Hymn to the Ice Queen too evinces this mood. In his
preface to the work John Frandsen describes how a journey with his father to
Svalbard (Spitzbergen) was a stimulant to the concerto. The evocative
conclusion of the preface hits off the fundamental character of the concerto:
"If one is out on a night in
August when the Midnight Sun sheds an unreal, magical light over the Advent
Fjord, one can almost hear all these forlorn destinies and shattered dreams.
From the black depths of the Arctic Ocean, from the abandoned mine shafts, from
the glaciers and caves sounds the echo of a hymn. The spirits are singing their
hymn to the cruel, beautiful Ice Queen of Svalbard."

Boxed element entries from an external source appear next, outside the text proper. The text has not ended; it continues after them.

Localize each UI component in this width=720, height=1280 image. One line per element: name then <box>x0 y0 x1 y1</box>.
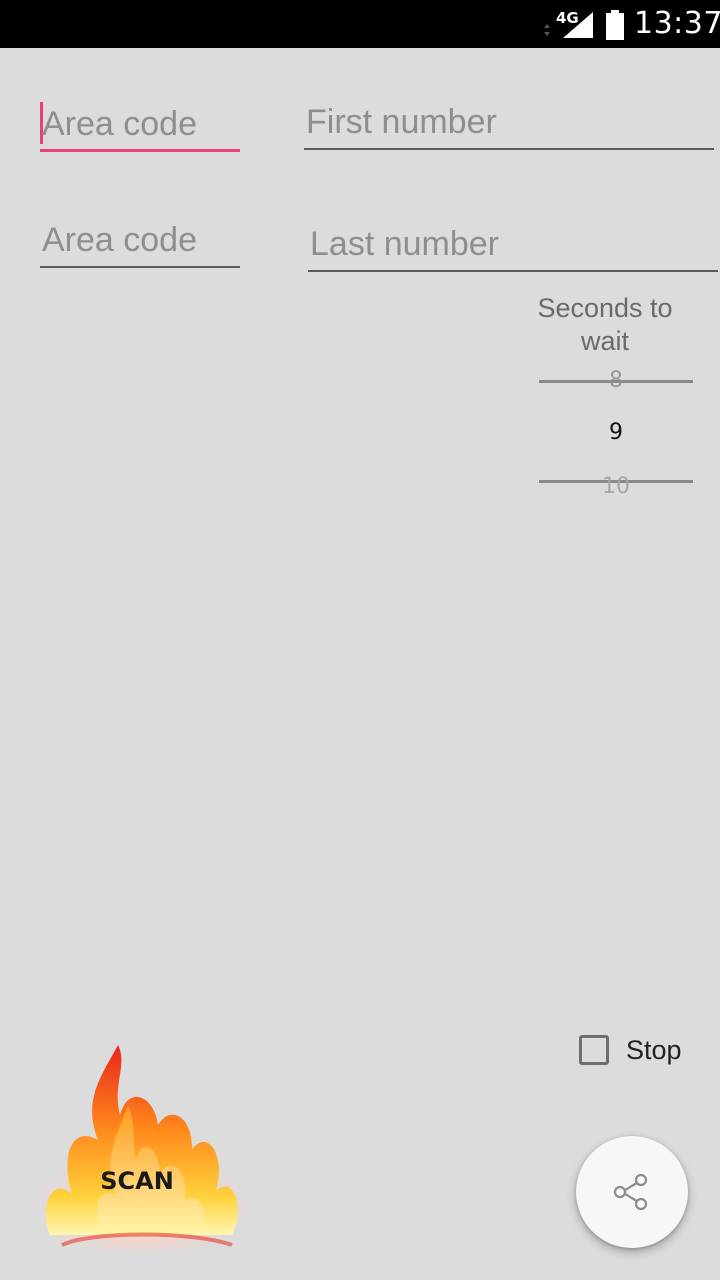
share-button[interactable] <box>576 1136 688 1248</box>
picker-divider-top <box>539 380 693 383</box>
last-number-input[interactable] <box>308 220 718 268</box>
status-bar: 4G 13:37 <box>0 0 720 48</box>
first-number-field[interactable] <box>304 98 714 150</box>
stop-label[interactable]: Stop <box>626 1035 682 1066</box>
clock: 13:37 <box>634 6 720 41</box>
share-icon <box>613 1173 648 1211</box>
seconds-number-picker[interactable]: 8 9 10 <box>539 360 693 500</box>
picker-current-value[interactable]: 9 <box>539 420 693 445</box>
start-area-code-input[interactable] <box>40 100 240 148</box>
first-number-input[interactable] <box>304 98 714 146</box>
last-number-field[interactable] <box>308 220 718 272</box>
stop-checkbox-row[interactable]: Stop <box>579 1031 682 1069</box>
scan-label: SCAN <box>100 1167 174 1195</box>
flame-icon <box>32 1045 254 1250</box>
end-area-code-input[interactable] <box>40 216 240 264</box>
scan-button[interactable]: SCAN <box>32 1045 254 1250</box>
network-type-label: 4G <box>556 9 579 27</box>
battery-icon <box>606 10 624 40</box>
end-area-code-field[interactable] <box>40 216 240 268</box>
stop-checkbox[interactable] <box>579 1035 609 1065</box>
seconds-to-wait-label: Seconds to wait <box>537 293 673 356</box>
start-area-code-field[interactable] <box>40 100 240 152</box>
picker-next-value[interactable]: 10 <box>539 474 693 499</box>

If one thinks in abstract musical
terms, it is again the echo of a (romantic) pathos that one encounters in this
movement. But rarely is such an echo formed with such yearning beauty as John
Frandsen forms it here. In this cello concerto John Frandsen gathered the
strands from the 25-odd years he had by then been active as a composer. Besides
the romantic aura of the music we find perpetually borne, singable melody lines
and delicately refined orchestral treatment controlled by an extraordinary
sense of timbre. Behind the lyricism and the immediately appealing music -
indeed, as their precondition - there is thus a tight structure: precisely the
element that gives the music its character of inevitability.
Svend Hvidtfelt Nielsen, 2004
John Frandsen's orchestral music is consistently delicate and seems to have a Late Romantic aura. But behind the lyrical and immediately appealing lies a tight structure. The movement of the figurations has an inherent dynamic logic that relentlessly drives the music forward. This new CD offers premiere recordings of John Frandsen's First Symphony, Dance of the Demons, his concerto for cello and orchestra, the Amalie Suite, and an aria from the opera I-K-O-N. The Odense Symphony Orchestra and Norwegian Christian Eggen are the main artists featured on the CD.